Los cuatro hombres -dos de 17 años, uno de 18 y otro de 21- estaban protagonizando un "tour delictivo" que incluyó el robo de un auto en una gasolinera y el asalto a un carabinero (policía militarizada).
Al cruzarse con la familia Águila, interceptaron el auto y obligaron a todos a bajar, pero Alejandro Águila, de 12 años, se enredó con el cinturón de seguridad y fue arrastrado por la carretera durante unos tres kilómetros, pese a los gritos y los ruegos de la familia en el momento de abandonar el vehículo.
Los responsables fueron detenidos el mismo martes. El fiscal del caso ha pedido "las más altas medidas cautelares" y ha acusado a los cuatro jóvenes de delitos de robo con homicidio, robo con intimidación y robo con violencia.

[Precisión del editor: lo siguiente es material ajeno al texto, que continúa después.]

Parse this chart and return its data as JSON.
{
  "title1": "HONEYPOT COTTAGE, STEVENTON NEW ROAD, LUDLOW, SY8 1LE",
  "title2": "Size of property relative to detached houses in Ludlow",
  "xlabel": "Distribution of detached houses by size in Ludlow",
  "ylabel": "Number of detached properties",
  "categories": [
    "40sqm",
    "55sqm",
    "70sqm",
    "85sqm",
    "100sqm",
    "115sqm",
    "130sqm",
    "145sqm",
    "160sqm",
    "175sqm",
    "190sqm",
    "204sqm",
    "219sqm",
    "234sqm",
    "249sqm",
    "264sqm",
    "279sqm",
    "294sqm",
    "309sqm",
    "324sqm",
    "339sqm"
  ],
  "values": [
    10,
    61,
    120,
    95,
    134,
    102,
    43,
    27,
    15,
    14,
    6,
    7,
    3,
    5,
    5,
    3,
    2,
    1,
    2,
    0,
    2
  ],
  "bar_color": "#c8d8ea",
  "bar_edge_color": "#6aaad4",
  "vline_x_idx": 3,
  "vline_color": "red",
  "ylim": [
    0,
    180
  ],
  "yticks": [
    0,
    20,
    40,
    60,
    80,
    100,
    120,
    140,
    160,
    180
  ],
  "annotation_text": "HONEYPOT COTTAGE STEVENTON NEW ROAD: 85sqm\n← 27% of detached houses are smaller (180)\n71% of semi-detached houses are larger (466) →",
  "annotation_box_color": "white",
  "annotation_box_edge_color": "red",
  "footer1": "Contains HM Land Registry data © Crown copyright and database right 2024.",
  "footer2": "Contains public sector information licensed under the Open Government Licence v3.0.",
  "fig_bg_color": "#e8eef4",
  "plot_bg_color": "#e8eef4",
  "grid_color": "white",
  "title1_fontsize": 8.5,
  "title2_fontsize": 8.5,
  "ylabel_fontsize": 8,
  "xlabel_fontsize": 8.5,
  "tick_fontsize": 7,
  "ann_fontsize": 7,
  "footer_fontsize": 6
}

Alejandro Águila, chileno, era hijo de Fabio Águila, argentino. En el vehículo viajaba también la tía del niño. El cuerpo fue abandonado en las inmediaciones de un centro comercial.
El caso recuerda al de Kim Gómez, una niña argentina de siete años que murió al ser arrastrada durante un kilómetro y medio con el auto que un joven de 17 años robó en febrero de 2025 a su familia en las afueras de la ciudad de La Plata. El autor fue condenado recientemente a 23 años y cuatro meses de prisión.